While it is exciting to step into a new role with a new organization, it can also be challenging and stressful as you navigate uncharted territory. The days of long honeymoon periods are gone, so read on for some suggestions to help you springboard into your new job.
1. Get a running start
Before showing up for the first day of work, be ready to hit the ground running. Do as much "pre-work" as you can. Research the competitive landscape and know how your products/services differ from the competition. Know what the immediate goals are for the business, for the role, and if possible, the challenges you may face. Ask to have forwarded to you priority documents to review. Know the members of your team, who you will be reporting to, and anything else that will help prepare you.
2. Build and maintain long lasting relationships everyday
You can't develop sustainable rapport or credibility with anyone from behind a desk. Put on your PR hat everyday with sincerity and never take any relationship for granted. Meet with all the stakeholders who have a vested interest in your role early on. If you are the CEO, have individual time with board members as well as your staff. Invite colleagues for lunch or coffee. If you are in a corporate role, visit the field on a regular basis. If you are in a business unit, find reasons to interface in person with corporate colleagues via leadership councils, project teams, etc. If you are in sales, get in front of the customer often and don't tell them how good you are, show them! No matter what role we hold, we all have customers - internal, external or both. The customer's perception is reality and they will find a way to work together if they like and respect you.

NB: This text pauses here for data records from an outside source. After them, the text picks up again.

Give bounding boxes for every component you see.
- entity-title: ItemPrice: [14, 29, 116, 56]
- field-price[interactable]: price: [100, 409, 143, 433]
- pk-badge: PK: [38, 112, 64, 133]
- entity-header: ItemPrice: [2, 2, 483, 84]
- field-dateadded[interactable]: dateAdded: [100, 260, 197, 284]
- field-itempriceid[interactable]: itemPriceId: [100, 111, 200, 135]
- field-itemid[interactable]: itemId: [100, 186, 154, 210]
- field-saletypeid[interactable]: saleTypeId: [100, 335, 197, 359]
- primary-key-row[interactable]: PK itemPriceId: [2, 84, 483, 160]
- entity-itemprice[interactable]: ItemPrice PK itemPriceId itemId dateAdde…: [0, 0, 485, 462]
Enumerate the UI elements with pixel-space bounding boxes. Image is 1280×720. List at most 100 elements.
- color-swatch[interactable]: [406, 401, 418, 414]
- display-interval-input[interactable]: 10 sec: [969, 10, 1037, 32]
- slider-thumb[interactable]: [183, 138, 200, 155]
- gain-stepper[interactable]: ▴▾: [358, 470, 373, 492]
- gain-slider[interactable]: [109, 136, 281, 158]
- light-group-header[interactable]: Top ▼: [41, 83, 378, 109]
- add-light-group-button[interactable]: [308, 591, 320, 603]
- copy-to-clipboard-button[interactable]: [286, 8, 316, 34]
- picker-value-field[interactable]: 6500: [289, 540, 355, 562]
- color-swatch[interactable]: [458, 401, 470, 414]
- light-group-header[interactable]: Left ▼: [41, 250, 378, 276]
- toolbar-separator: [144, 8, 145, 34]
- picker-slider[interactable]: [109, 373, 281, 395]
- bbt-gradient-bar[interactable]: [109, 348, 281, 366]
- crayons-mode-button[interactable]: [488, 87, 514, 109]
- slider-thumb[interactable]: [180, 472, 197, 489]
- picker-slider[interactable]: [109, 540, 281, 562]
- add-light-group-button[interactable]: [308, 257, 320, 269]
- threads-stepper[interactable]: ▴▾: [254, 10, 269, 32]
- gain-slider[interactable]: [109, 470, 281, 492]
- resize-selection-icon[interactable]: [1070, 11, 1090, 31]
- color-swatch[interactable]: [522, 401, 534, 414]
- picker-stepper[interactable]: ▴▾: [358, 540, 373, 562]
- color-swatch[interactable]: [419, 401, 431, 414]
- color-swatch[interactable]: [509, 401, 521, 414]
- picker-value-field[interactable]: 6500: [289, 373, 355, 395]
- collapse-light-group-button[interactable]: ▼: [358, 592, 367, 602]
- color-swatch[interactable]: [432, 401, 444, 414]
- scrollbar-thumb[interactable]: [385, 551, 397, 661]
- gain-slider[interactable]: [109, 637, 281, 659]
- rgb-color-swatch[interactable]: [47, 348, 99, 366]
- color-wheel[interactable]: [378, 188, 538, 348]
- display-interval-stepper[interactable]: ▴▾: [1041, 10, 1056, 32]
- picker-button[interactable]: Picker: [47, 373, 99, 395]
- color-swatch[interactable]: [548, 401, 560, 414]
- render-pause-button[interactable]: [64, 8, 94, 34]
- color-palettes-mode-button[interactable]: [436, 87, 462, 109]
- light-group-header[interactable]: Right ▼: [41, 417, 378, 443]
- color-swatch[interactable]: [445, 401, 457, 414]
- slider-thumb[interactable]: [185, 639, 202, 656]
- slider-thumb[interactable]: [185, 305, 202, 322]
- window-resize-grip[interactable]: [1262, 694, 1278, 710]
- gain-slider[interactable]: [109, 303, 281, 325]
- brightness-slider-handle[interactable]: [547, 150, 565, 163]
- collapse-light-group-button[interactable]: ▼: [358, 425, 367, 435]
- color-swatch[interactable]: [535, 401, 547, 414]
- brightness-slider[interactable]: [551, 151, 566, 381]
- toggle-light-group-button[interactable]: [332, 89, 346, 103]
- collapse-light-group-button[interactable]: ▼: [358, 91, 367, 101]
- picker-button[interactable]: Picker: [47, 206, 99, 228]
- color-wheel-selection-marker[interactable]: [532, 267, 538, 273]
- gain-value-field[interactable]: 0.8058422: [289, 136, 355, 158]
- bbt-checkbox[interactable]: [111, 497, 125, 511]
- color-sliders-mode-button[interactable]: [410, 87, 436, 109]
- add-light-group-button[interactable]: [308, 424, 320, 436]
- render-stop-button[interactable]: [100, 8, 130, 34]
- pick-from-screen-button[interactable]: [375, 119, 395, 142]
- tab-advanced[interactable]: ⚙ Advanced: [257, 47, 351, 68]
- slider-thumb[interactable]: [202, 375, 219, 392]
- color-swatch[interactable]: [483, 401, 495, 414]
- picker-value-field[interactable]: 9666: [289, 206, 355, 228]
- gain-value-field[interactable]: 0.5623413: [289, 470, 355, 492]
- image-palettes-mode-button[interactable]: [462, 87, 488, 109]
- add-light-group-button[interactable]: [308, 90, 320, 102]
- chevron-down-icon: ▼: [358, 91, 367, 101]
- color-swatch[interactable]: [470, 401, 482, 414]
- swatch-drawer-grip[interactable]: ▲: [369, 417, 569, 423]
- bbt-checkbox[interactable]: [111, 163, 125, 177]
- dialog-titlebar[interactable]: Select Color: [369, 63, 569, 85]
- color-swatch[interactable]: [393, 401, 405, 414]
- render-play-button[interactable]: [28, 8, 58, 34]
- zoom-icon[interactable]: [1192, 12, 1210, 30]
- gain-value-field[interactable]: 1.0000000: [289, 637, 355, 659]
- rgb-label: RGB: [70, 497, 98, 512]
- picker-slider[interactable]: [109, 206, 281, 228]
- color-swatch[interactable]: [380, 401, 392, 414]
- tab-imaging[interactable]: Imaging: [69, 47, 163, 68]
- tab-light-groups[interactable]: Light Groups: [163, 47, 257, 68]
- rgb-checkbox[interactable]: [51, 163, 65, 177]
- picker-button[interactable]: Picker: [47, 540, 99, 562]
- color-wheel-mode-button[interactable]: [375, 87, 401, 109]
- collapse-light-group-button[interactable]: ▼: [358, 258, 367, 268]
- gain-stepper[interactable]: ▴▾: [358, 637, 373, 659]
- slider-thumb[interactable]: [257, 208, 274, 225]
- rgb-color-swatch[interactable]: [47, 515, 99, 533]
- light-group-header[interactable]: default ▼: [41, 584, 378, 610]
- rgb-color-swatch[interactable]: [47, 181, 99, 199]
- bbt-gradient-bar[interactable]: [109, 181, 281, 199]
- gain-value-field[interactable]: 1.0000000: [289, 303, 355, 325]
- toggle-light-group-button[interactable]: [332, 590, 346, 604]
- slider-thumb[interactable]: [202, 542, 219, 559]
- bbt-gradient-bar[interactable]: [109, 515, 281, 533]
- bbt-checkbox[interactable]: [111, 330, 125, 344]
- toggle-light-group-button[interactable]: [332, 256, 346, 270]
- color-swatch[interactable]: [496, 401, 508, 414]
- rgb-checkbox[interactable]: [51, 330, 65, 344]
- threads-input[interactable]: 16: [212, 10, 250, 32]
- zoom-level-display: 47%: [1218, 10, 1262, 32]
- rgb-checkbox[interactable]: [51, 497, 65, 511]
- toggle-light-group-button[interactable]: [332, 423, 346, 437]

3. Ask questions and LISTEN
You're not learning anything when you're talking. Embrace the knowledge that can be gained from colleagues at all levels across all functions. Be humble, ask for help and acknowledge how you value their experience and opinions. Solicit candid feedback. Be a team player and benefit from all of the resources available to you. Solo performers have a limited range!
4. Quickly assess your team
How does the company operate? Is it a transparent, collaborative environment? Do they visit each other in person, for example, over lunch in the cafeteria, in the hallways, or does everyone eat at their desks and communicate via email? How involved is the Board? What is your boss' management style? What is the dynamic of your team? How do different functions view each other? How open are they to change? What company events are important to attend?
5. Identify quick wins
Who do you need to impress? What are some short-term things you can do once you have figured that out? What can you do quickly to impress your team, the person you report to and, if different, the person who hired you?
6. Think before you respond
Create a 90-day plan and deliver. As we all know, proper planning helps prevent poor performance. Identify the priorities and set goals to achieve business objectives. Do what you say you are going to do, when you said you would do it, and how you said you would do it.
7. Embrace change
Don't just talk about it, do it! Any person or function without innovation and productivity is a liability.
8. Embrace the culture
You were hired because the board or hiring committee believed you not only have the right skills and experience, but you also are a great fit for the corporate culture. Embrace that culture. Identify the most successful people in the organization, and take note of the way they interact with their teams and colleagues. Observe the ebb and flow of the workday, and absorb the unspoken rules of the company.
9. Get involved
Sign up for a company event or team and volunteer to take on a leadership role as appropriate. Learn and be proud of the company's products and services. Strive to make your company number one in its field. Join the company's Facebook fan page and LinkedIn page and read its blog.
10. Believe in yourself!
If you don't, who will? You can't fool the audience. Take a deep breath, show your confidence, let everybody around you know that this will work out, and it will!